I dunno. It seems to me that the family and friends hauling this guy into a church he apparently wanted nothing to do with, after his death, are the ones causing the problem. Frankly.
And I think it is entirely inappropriate to be beating on "Christians" over this, just by the way. My Christian friends would be as appalled by the bigotry as anyone here, and would leave any church that practised it.
In Memoriam. Now available on YouTube, apparently. Everybody at my dad's memorial get-together requested copies.
HU'S ON FIRST By James Sherman (We take you now to the Oval Office.) George: Condi! Nice to see you. What's happening? Condi: Sir, I have the report here about the new leader of China. George: Great. Lay it on me. Condi: Hu is the new leader of China. George: That's what I want to know. Condi: That's what I'm telling you. George: That's what I'm asking you. Who is the new leader of China? Condi: Yes.
George: I mean the fellow's name.
Condi: Hu.
George: The guy in China.
Condi: Hu.
George: The new leader of China.
Condi: Hu.
George: The Chinaman!
Condi: Hu is leading China.
George: Now whaddya' asking me for?
Condi: I'm telling you Hu is leading China. George: Well, I'm asking you. Who is leading China?
Condi: That's the man's name.
George: That's who's name?
Condi: Yes.
George: Will you or will you not tell me the name of the new leader of China? Condi: Yes, sir. George: Yassir? Yassir Arafat is in China? I thought he was in the Middle East. Condi: That's correct.
George: Then who is in China?
Condi: Yes, sir.
George: Yassir is in China?
Condi: No, sir.
George: Then who is?
Condi: Yes, sir.
George: Yassir?
Condi: No, sir.
George: Look, Condi. I need to know the name of the new leader of China. Get me the Secretary General of the U.N. on the phone.
Condi: Kofi?
George: No, thanks.
Condi: You want Kofi?
George: No.
Condi: You don't want Kofi.
George: No. But now that you mention it, I could use a glass of milk. And then get me the U.N. Condi: Yes, sir.
George: Not Yassir!

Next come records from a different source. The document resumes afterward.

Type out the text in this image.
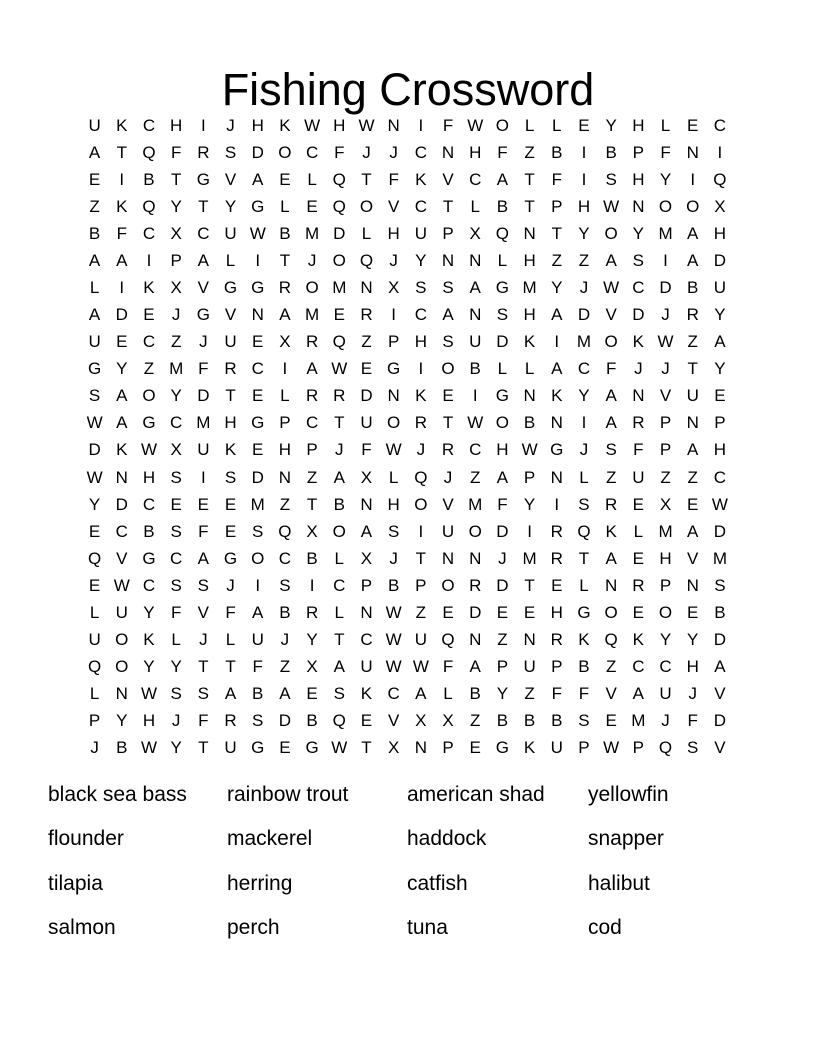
Fishing Crossword
U K C H	I	J H K W H W N	I	F W O L	L E Y H L E C
A T Q F R S D O C F	J	J C N H F Z B	I	B P F N	I
E	I	B T G V A E L Q T F K V C A T F	I	S H Y	I	Q
Z K Q Y T Y G L E Q O V C T	L B T P H W N O O X
B F C X C U W B M D L H U P X Q N T Y O Y M A H
A A	I	P A L	I	T	J O Q J	Y N N L H Z Z A S	I	A D
L	I	K X V G G R O M N X S S A G M Y	J W C D B U
A D E	J G V N A M E R	I	C A N S H A D V D J R Y
U E C Z	J U E X R Q Z P H S U D K	I	M O K W Z A
G Y Z M F R C	I	A W E G	I	O B L	L A C F	J	J	T Y
S A O Y D T E L R R D N K E	I	G N K Y A N V U E
W A G C M H G P C T U O R T W O B N	I	A R P N P
D K W X U K E H P	J	F W J R C H W G J	S F P A H
W N H S	I	S D N Z A X L Q J	Z A P N L	Z U Z Z C
Y D C E E E M Z T B N H O V M F Y	I	S R E X E W
E C B S F E S Q X O A S	I	U O D	I	R Q K L M A D
Q V G C A G O C B L X	J	T N N J M R T A E H V M
E W C S S	J	I	S	I	C P B P O R D T E L N R P N S
L U Y F V F A B R L N W Z E D E E H G O E O E B
U O K L	J	L U J	Y T C W U Q N Z N R K Q K Y Y D
Q O Y Y T T F Z X A U W W F A P U P B Z C C H A
L N W S S A B A E S K C A L B Y Z F F V A U J	V
P Y H J	F R S D B Q E V X X Z B B B S E M J	F D
J	B W Y T U G E G W T X N P E G K U P W P Q S V
black sea bass	rainbow trout	american shad	yellowfin
flounder	mackerel	haddock	snapper
tilapia	herring	catfish	halibut
salmon	perch	tuna	cod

The guy at the U.N.
Condi: Kofi?
George: Milk! Will you please make the call?
Condi: And call who?
George: Who is the guy at the U.N?
Condi: Hu is the guy in China.
George: Will you stay out of China?!
Condi: Yes, sir.
George: And stay out of the Middle East! Just get me the guy at the U.N. Condi: Kofi.
George: All right! With cream and two sugars. Now get on the phone. (Condi picks up the phone.) Condi: Rice, here. George: Rice? Good idea. And a couple of egg rolls, too. Maybe we should send some to the guy in China. And the Middle East. Can you get Chinese food in the Middle East?